Бабакули умолк и, часто моргая, стал наблюдать за реакцией Ходжанепеса.
Тот стремительно шагнул к Бабакули и схватил его за стремя.
Послушай, дорогой, не надо этого делать. — Почему?
— У него и без того немало богатства. Ведь только мы с тобой слышали предсмертные слова бая.
— Так получилось...
— Этого бы не случилось, если бы аллах нам не покровительствовал!
— Ты думаешь?
— Конечно! — убежденно подтвердил Ходжанепес, — Так давай не будем швырять камень в свое счастье.
— Что ты предлагаешь?
— Поедем туда вместе, отыщем золото и поделим его.
— А как поделим?
— Пополам.
Бабакули покачал головой и пришпорил коня.
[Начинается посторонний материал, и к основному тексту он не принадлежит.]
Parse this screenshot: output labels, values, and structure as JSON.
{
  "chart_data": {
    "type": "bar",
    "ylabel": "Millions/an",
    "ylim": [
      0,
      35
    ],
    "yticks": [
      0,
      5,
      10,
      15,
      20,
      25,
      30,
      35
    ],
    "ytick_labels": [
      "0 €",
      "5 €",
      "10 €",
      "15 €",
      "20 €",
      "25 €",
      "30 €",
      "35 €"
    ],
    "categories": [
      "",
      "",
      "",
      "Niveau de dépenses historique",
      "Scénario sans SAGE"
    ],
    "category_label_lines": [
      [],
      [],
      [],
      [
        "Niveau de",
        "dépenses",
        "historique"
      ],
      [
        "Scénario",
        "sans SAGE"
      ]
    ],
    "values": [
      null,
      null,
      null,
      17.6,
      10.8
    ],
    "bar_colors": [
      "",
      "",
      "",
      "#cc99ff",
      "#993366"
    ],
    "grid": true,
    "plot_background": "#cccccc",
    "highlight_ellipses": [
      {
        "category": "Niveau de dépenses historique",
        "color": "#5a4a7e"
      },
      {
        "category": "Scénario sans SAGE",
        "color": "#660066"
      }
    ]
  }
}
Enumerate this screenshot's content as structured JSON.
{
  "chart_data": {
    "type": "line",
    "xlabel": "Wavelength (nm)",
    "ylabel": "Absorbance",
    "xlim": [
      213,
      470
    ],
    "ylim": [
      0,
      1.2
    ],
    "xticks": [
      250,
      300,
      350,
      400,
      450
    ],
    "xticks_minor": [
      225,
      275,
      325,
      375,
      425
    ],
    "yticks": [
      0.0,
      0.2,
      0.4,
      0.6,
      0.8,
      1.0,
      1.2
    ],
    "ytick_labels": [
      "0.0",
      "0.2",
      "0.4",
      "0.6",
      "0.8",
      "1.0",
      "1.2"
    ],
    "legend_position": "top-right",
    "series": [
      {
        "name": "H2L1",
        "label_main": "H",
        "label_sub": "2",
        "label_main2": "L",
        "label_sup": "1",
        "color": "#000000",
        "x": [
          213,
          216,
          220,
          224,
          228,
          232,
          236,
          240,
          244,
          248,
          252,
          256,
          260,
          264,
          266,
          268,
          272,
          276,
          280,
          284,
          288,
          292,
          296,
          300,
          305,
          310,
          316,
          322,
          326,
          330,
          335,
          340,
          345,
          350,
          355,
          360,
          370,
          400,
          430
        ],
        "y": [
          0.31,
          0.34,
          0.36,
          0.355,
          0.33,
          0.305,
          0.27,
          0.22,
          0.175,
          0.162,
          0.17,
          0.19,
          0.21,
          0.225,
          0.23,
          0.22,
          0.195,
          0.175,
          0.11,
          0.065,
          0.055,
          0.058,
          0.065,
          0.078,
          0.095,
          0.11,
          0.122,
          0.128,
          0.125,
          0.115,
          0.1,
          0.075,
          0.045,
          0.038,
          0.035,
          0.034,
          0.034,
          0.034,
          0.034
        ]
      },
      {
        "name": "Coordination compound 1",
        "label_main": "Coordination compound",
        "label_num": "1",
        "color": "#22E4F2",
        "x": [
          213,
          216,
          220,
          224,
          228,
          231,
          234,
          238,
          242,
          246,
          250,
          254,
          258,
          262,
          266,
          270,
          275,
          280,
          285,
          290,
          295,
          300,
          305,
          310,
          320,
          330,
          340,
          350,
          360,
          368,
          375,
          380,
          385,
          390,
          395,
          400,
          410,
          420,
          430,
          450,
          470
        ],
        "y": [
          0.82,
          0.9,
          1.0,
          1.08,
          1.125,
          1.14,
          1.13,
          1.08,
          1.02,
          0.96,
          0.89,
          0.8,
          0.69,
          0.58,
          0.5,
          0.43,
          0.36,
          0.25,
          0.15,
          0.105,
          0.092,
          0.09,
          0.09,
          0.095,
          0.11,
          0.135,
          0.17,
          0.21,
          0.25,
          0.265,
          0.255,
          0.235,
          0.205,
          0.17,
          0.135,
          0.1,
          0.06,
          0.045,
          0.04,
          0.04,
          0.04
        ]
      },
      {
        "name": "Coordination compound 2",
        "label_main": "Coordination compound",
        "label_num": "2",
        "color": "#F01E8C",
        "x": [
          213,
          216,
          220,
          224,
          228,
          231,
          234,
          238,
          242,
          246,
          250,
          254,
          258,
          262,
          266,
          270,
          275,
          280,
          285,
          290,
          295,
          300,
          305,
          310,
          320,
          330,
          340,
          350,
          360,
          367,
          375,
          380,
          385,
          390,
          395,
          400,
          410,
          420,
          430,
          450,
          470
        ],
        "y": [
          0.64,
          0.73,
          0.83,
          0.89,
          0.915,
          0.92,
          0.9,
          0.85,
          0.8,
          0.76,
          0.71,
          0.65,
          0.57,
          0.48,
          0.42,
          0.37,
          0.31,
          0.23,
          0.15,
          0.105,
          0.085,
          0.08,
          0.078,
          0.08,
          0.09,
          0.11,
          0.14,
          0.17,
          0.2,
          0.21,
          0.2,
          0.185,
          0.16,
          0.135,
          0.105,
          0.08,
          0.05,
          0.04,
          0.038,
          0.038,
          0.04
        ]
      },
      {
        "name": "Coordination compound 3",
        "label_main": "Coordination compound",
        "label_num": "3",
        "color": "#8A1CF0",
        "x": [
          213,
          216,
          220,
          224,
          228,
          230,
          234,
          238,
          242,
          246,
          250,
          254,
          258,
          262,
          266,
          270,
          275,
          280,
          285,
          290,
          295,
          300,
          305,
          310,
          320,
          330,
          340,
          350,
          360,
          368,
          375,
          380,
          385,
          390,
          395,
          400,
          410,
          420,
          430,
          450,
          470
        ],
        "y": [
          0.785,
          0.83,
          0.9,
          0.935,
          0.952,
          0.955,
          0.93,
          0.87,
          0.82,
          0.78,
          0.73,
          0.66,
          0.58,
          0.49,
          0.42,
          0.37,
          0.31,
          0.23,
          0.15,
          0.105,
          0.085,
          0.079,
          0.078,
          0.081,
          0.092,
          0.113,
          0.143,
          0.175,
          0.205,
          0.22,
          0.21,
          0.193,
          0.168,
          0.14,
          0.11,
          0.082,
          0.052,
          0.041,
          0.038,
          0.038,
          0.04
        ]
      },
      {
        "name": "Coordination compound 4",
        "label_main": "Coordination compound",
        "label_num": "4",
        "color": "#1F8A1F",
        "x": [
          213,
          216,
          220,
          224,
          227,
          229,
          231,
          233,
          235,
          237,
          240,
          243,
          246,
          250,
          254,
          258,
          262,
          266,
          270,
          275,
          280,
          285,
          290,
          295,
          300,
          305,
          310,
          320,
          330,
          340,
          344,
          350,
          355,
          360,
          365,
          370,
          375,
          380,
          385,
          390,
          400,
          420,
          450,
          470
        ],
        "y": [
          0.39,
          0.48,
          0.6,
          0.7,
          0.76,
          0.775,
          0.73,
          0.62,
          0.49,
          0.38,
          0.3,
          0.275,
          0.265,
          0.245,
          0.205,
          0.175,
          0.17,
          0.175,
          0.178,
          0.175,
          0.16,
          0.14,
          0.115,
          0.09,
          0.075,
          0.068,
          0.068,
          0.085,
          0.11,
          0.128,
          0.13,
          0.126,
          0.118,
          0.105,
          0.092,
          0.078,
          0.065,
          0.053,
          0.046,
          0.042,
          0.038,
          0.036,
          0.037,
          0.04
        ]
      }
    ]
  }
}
— Подожди, не торопись, я хочу сказать тебе еще кое-что, — проговорил Ходжанепес задыхающимся го-лосом, цепляясь за стремя.
— Говори.
— Ты до сих пор не можешь женить сына.
— И что?
— Если согласишься с моим предложением, обещаю тебе, что обойдемся без всякого калыма...
— Это ты сейчас так говоришь, — в раздумье произнес Бабакули. — А потом откажешься, окаянный, от своих слов...
Всем своим видом, однако, Бабакули давал понять, что склонен уступить выгодному предложению.
— Если откажусь от своих слов, то вот мне! — горячо сказал Ходжанепес и провел указательным пальцем по горлу.
— Поклянись.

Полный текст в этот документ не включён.